PARIS—The recent events in Ukraine have led the European Union and the United States to impose economical sanctions on Russia. Deemed necessary by the French President François Hollande, these sanctions are meant as a strong signal to the Kremlin. The more military convoys Russia sends to Ukraine the more economical penalties will be imposed on the country.
France has already put conditions on the delivery of the Mistral battleship “Vladivostok”. Non-delivery of the vessel will cause an untenable loss for the French economy and employment. Still, French allies say this measure is necessary.
Russia responded with an embargo on European products, especially on French vegetables, which caused many producers to worry.
A Frozen Summer
The impressive Ukrainian protests, the ousting of President Viktor Yanukovych, and his immediate exile to Russia have exposed Russian geopolitical interests. The annexation of Crimea through a barely disguised coup was predictable because of its strategic position in the Black Sea with the presence of one of the main military harbors in the city of Sebastopol. Crimea also represents a decisive region for the extension of the European Union and North Atlantic Treaty Organisation (NATO). With these two getting closer to Ukraine, Russian’s position would feel much weaker.
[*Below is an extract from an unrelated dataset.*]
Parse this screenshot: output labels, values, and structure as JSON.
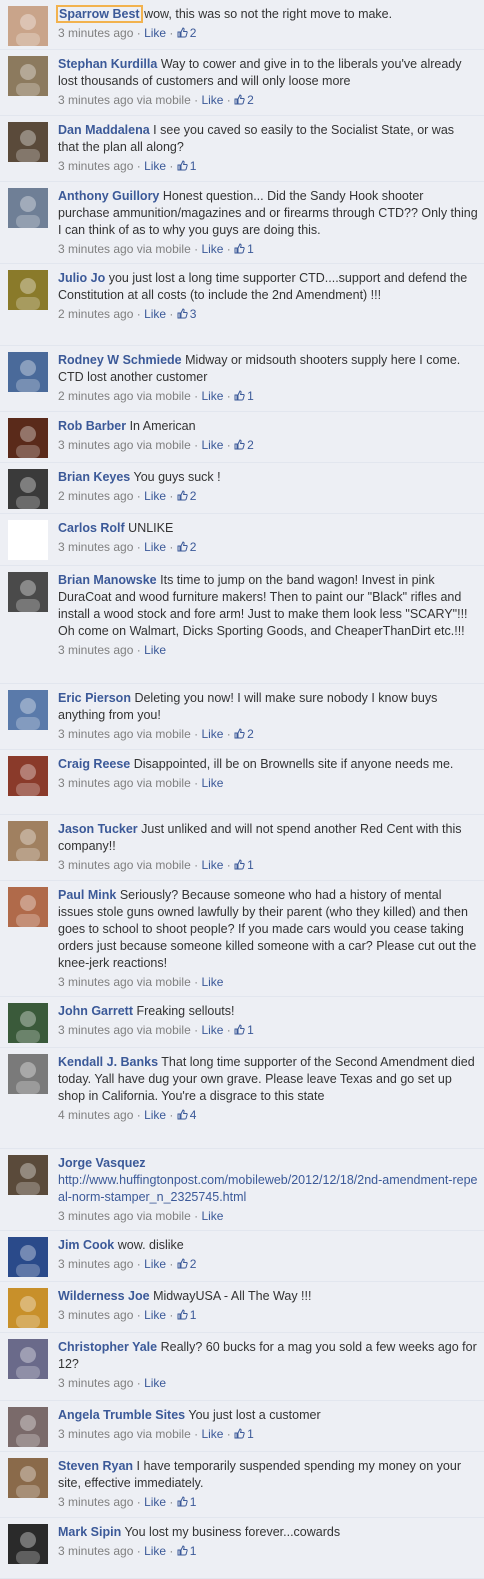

The Russian maneuvers already seem inspired by the Cold War. But it is the improbable crash of the civil flight MH17, suspected to have been shot down by pro-Russian separatist factions, that has triggered the massive sanctions from the United States and Europe in several sectors: economical sanctions forbidding trade in Russian shares, military sanctions forbidding the importation and sale of weapons from Russia, and technological and other sanctions that will control the access to facilities linked to energy. These measures aim at compromising the stability of the Russian market. But French companies fear the worst: Renault makes 10% of its sales in Russia, the French oil group CGG makes 15% of its benefits on the Russian market. Moreover, the uncertain delivery of a second Mistral ship has jeopardized around 1000 jobs in France.
A Tepid Embargo
The announcement on August 6 of the Russian embargo in response to the sanctions has troubled French fruit and vegetable exporters. Xavier Beulin, chairman of the French Federation of Unions of Agricultural Producers, estimated the loss at around €500 millions. Russian news press agency Ria Novosti foresaw a political and economical nightmare for the European Union. The European Union official Vyugaudas Usackas has estimated the global loss linked to the Russian embargo at around €12 billion.
Still, Forbes magazine added that the agricultural sector only represents 0.01% of the European GDP and the measures will only have limited effects on certain products. Stéphane le Foll, French Minister of Agriculture, said the blocked exports from France to Russia will amount to €1.1 billion. François Hollande has already planned a compensation plan for producers. €125 million has been released for European fruit and vegetable producers.
Finally, the Russian ban doesn’t apply to wines and liquors that are 40% of French exports. Russia imports 35% of its food, meaning Russia might not be able to sustain the embargo to its proposed full year.